One of the strategies used by PBMs is “targeted disease intervention.” A large amount of health care expenditures are spent on chronic diseases such as diabetes, cardiovascular diseases, and asthma. Targeted disease intervention is a procedure that identifies patients with such diseases, and ensures them to receive appropriate treatments and get suitable drugs. This would be effective in avoiding unnecessary health care expenses (Jones). After pharmacy and medical data are reviewed, health care plan sponsors may have ideas on the matches between specific patients and specific treatments.

Hence, PBMs may recommend certain programs that are suitable for specific patients. In

this way, patients can receive appropriate treatments and drugs. Not only can this

program effectively reduce drug cost, but it can also improve patients’ health condition.

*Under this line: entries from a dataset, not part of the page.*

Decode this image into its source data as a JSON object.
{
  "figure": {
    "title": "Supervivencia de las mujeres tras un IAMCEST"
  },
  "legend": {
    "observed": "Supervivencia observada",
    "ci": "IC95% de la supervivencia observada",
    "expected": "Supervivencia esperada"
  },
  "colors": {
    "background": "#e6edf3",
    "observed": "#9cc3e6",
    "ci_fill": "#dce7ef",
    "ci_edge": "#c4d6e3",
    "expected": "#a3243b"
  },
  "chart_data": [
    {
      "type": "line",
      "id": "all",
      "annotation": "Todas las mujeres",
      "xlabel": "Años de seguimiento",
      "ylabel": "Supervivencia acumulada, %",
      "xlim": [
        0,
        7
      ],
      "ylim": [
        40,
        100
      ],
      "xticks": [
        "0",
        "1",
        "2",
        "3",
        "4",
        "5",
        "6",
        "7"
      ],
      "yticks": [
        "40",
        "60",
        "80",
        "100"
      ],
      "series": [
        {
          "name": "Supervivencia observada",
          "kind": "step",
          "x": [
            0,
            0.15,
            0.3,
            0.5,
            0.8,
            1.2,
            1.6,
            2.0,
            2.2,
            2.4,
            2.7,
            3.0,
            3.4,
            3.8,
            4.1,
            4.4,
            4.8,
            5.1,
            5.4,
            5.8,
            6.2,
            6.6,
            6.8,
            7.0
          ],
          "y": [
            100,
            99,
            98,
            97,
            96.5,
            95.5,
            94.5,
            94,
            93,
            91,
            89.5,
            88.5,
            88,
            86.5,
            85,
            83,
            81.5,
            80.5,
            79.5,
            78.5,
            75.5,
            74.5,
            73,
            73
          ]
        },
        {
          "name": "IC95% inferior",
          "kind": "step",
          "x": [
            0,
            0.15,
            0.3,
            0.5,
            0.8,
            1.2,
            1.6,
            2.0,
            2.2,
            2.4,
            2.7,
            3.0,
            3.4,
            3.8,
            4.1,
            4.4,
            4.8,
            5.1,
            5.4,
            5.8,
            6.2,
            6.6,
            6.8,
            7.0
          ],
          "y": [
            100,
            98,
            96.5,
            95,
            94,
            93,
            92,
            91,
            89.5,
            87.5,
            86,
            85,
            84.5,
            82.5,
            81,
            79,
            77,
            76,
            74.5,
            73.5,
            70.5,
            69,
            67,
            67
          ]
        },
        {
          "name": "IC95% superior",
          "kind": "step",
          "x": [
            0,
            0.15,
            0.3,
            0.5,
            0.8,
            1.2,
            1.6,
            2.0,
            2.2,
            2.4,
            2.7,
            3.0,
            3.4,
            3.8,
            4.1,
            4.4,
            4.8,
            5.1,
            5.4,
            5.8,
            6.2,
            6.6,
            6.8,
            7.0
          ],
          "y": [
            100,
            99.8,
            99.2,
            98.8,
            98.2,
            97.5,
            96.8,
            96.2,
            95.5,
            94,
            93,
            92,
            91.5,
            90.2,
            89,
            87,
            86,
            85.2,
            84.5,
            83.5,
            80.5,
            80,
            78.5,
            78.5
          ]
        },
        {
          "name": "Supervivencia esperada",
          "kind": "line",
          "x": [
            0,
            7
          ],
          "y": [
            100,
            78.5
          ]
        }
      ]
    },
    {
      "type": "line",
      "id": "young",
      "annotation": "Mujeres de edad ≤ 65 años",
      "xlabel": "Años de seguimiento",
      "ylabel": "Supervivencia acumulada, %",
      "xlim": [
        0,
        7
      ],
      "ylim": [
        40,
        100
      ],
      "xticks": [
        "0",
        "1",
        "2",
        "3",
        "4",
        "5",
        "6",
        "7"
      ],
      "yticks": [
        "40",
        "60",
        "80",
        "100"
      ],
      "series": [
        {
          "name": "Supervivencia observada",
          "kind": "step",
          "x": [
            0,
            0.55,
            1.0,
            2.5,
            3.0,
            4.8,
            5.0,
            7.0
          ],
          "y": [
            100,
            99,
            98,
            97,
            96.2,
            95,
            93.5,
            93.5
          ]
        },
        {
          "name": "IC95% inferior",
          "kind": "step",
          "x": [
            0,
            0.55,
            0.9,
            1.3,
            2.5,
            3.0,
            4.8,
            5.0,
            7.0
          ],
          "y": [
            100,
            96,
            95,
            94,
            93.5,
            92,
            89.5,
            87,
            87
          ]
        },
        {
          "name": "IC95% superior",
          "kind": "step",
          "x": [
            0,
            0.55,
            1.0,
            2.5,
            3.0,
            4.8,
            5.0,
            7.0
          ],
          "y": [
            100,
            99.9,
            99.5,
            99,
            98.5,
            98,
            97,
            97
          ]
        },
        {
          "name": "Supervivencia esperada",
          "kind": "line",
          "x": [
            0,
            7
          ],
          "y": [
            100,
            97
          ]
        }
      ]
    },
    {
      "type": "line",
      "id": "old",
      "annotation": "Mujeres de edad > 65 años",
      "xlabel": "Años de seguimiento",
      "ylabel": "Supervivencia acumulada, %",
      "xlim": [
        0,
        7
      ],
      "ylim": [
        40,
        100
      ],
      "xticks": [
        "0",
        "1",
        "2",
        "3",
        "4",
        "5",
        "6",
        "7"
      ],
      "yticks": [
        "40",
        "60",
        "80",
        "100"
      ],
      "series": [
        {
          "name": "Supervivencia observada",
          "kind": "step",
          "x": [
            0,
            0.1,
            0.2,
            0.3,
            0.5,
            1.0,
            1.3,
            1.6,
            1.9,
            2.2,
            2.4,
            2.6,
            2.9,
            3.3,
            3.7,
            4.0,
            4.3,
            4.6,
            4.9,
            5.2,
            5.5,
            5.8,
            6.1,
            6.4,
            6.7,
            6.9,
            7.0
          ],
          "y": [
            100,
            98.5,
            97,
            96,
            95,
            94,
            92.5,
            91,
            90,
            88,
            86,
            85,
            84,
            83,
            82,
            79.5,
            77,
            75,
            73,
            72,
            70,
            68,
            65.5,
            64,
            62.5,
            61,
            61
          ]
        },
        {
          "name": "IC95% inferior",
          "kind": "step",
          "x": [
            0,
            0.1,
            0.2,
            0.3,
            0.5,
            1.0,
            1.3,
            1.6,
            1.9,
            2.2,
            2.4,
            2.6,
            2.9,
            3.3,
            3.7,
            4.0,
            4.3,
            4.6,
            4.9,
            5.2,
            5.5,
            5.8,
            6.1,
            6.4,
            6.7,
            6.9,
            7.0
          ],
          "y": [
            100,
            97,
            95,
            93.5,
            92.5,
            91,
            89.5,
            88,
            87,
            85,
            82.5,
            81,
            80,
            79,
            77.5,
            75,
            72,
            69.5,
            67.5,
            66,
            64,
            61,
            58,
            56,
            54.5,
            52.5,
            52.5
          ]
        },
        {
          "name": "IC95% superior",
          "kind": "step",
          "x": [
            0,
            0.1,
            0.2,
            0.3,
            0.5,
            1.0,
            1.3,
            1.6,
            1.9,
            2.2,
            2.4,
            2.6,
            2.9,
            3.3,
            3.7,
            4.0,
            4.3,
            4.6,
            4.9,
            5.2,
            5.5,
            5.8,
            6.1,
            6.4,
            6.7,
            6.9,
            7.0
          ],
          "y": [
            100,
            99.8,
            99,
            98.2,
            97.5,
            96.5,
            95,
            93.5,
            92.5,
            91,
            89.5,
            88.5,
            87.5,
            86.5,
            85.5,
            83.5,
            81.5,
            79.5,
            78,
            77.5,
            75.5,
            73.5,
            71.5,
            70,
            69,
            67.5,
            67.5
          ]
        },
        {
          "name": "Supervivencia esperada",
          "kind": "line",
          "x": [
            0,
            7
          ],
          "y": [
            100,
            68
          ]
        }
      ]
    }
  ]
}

(New Possibilities brought by Obama’s Health Care Bill)

Effectiveness of the proposed solutions

Controlling the soaring drug costs is always a main concern for government and insurance companies because it contributes to the increasing health care expenditure. Pharmacy benefit managers are working hard on lowering such cost. Since the above cost control strategies are targeting the causes of expensive drug prices, they are feasible and effectual. Although one may argue that drug control policies and strategies are a failure in the long run due to moral hazard, these policies and strategies are at least successful in the short run. For instance, “Manatee County’s prescription costs only rose 4.3% in the 12 months after it began its drug management program, compared to 21.8% in the 12 months before the program. Additionally, after Multnomah County reorganized its health plan and began using a PBM three years ago, it saved $5.5 million in one year” (Isaacs). These statistics show that drug control policies and strategies are having prominent effects on drug spending. It is hoped that more useful and helpful tactics will be introduced, and the drug costs in the US would stop rising.